Countdown to 200: The University of Toronto’s role in Canada and a changing world
President Woodin welcomes Princeton’s Christopher Eisgruber for conversation on civil discourse
University of Toronto President Melanie Woodin welcomed Princeton University President Christopher Eisgruber to campus for a wide-ranging discussion on civil discourse, free speech and the role of universities in an increasingly polarized public climate
Held at U of T’s Jackman Law Building and moderated by English professor and Provostial Advisor on Civil Discourse Randy Boyagoda, the discussion brought together the presidents of two of North America’s leading research universities to reflect on how higher education institutions can foster meaningful disagreement while maintaining inclusive academic communities.
Introducing Eisgruber as a leading voice on free expression and academic culture, Woodin emphasized the responsibility universities have to model thoughtful dialogue.
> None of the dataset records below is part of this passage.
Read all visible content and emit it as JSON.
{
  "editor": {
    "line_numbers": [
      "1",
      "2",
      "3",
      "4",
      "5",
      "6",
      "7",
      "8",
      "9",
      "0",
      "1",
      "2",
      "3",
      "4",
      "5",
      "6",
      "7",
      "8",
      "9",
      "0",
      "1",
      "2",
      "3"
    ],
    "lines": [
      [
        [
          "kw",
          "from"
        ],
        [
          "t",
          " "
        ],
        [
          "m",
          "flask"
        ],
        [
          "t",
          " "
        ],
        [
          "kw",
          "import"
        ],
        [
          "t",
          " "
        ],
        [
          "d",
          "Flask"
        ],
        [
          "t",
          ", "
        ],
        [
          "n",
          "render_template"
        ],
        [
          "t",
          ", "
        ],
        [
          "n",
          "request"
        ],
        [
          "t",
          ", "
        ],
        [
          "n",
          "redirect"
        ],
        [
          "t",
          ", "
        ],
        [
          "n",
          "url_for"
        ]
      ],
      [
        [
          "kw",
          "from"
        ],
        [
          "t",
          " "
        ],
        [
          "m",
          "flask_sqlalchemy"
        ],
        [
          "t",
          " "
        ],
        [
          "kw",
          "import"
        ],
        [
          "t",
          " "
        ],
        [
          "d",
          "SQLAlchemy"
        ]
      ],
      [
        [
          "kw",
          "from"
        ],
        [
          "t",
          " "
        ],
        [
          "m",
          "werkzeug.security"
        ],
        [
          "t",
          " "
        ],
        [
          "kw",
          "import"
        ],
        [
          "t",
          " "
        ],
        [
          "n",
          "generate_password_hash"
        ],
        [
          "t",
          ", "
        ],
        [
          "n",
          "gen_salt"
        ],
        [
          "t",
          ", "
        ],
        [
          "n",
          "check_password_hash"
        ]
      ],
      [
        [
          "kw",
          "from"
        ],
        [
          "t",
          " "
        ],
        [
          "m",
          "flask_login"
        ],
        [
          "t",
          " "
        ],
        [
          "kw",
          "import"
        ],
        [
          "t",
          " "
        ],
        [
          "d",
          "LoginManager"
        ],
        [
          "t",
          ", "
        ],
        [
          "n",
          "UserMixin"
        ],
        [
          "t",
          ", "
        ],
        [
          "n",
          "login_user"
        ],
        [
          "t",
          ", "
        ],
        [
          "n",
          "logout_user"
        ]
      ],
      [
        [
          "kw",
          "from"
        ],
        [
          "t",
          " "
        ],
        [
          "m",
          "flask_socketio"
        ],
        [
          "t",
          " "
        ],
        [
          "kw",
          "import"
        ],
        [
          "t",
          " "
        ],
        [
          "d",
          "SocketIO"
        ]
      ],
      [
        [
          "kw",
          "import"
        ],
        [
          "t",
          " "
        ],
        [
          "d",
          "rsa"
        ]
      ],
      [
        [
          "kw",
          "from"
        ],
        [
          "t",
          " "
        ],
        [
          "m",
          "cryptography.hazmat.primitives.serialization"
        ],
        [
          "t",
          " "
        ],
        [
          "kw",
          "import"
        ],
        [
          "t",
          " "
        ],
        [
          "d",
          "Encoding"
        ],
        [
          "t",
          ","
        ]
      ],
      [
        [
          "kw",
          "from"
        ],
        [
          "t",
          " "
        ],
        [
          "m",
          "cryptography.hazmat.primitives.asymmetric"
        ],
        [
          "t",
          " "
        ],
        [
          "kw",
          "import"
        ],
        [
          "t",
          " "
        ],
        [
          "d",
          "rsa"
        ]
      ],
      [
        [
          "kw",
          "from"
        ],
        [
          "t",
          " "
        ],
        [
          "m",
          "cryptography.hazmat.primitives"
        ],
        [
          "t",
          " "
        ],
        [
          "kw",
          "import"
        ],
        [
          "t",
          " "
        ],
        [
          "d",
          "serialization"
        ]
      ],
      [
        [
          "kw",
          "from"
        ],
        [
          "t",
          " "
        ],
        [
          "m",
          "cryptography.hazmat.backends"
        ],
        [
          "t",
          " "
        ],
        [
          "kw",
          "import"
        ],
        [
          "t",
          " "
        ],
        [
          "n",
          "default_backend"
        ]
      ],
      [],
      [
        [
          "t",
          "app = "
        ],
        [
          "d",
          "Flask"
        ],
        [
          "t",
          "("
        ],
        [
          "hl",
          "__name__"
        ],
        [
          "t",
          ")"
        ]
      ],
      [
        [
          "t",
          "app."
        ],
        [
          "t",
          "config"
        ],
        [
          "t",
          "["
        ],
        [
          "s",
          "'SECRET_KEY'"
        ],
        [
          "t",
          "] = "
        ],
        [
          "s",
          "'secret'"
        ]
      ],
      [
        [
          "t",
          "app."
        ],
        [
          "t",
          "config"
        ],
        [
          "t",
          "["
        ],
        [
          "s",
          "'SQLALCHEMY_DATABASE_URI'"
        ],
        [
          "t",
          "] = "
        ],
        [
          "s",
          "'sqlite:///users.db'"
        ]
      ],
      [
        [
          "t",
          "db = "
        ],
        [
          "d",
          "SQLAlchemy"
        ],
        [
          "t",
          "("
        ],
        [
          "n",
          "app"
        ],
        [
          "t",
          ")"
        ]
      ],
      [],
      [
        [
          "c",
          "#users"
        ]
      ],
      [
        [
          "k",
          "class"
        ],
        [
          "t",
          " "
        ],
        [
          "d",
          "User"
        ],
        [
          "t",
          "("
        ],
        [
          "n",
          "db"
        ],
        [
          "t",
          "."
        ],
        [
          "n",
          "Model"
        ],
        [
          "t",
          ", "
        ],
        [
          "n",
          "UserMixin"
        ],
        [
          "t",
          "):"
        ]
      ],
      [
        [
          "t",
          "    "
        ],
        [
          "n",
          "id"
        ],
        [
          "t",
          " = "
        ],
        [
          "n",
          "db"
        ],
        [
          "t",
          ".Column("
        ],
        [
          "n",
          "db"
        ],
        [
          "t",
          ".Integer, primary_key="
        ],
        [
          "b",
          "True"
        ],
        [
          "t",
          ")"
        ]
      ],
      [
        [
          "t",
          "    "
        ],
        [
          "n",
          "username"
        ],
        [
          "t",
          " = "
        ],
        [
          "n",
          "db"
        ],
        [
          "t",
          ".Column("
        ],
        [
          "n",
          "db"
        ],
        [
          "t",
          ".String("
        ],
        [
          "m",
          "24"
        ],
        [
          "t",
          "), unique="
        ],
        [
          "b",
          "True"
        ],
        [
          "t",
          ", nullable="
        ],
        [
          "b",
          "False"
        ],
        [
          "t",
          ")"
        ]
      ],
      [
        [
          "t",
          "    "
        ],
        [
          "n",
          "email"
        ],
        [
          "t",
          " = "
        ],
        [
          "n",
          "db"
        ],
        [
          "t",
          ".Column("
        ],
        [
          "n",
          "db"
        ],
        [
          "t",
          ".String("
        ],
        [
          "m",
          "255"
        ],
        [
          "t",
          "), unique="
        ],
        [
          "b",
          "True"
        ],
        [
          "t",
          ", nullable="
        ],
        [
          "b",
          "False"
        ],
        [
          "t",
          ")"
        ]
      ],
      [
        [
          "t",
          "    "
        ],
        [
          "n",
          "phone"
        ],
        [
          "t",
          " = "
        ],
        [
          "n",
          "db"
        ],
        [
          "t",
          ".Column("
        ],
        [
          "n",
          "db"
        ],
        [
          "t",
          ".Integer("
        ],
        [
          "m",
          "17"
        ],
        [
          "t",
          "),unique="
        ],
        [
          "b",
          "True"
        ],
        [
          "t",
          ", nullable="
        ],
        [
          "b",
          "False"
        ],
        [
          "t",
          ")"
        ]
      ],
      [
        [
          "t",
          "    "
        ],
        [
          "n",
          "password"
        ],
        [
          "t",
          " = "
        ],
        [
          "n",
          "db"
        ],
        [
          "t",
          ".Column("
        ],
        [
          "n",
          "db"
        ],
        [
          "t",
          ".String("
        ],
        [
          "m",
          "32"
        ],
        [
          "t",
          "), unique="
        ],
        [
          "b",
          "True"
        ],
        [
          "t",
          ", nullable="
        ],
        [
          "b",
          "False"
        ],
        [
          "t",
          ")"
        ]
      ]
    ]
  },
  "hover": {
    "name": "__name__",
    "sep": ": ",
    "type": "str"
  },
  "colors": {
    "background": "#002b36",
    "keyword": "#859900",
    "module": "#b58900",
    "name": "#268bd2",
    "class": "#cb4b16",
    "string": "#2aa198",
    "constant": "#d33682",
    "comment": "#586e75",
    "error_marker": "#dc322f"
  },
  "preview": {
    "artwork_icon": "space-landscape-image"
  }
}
“At a time when debate and disagreement so often lead to division, universities have both a responsibility and an opportunity to model something better,” she said. “Our campuses should be places where difficult questions can be explored, where differences can be engaged meaningfully, and where the search for understanding matters more than the impulse to win an argument.”
Eisgruber, author of Terms of Respect: How Colleges Get Free Speech Right, argued that universities are often unfairly defined by a small number of highly publicized conflicts, even though most campus life is built on respectful exchange and collaboration.
“Civil discourse, or reasoned and respectful conversation that pursues truth, deepens understanding, builds relationships and advances knowledge, is the core of what universities do,” he said.

Randy Boyagoda and Princeton University President Christopher Eisgruber.
Throughout the discussion, Woodin and Eisgruber addressed rising polarization, self-censorship, social media pressures, the challenge of sustaining open inquiry in democratic societies and the subtle differences in how Canadian and American universities approach these issues. Both stressed that civil discourse is not simply about politeness, but about maintaining dialogue across differences.
“When people debate issues they care about, emotions naturally rise,” Woodin said. “The challenge is learning how to navigate those moments constructively.”
The conversation also explored the relationship between free speech and inclusion, with Eisgruber arguing that universities must protect both open expression and equal participation in academic life.
“A healthy university conversation requires both,” said Eisgruber. “If we abandon either principle, we lose something essential both to democracy and to learning.”
Questions from the audience steered the conversation toward artificial intelligence, online echo chambers and the limits of speech on campus. Eisgruber focused on the structural risks posed by algorithm-driven media, warning that increasingly personalized digital environments are fragmenting public discourse. “The risks only grow as AI systems become more conversational and personalized,” he said, arguing that democratic societies may ultimately need stronger regulation of social media and AI platforms.
Woodin emphasized the institutional role universities can play in countering those pressures by creating spaces for face-to-face engagement, open inquiry and sustained debate.
Boyagoda noted that fear increasingly shapes public conversation and institutional life. “Too often, fear rather than curiosity seems to govern encounters,” he said. “We become afraid to find out what others think, and even afraid to discover what we ourselves think.”
The discussion underscored a theme both presidents returned to repeatedly: civil discourse is not a fixed achievement, but an ongoing practice that universities must continue to protect and renew.
President Eisgruber echoed that theme, describing civil discourse as an ongoing democratic responsibility. “Civil discourse is not consensus,” he said. “It is the willingness to remain in conversation, especially when the conversation becomes difficult.”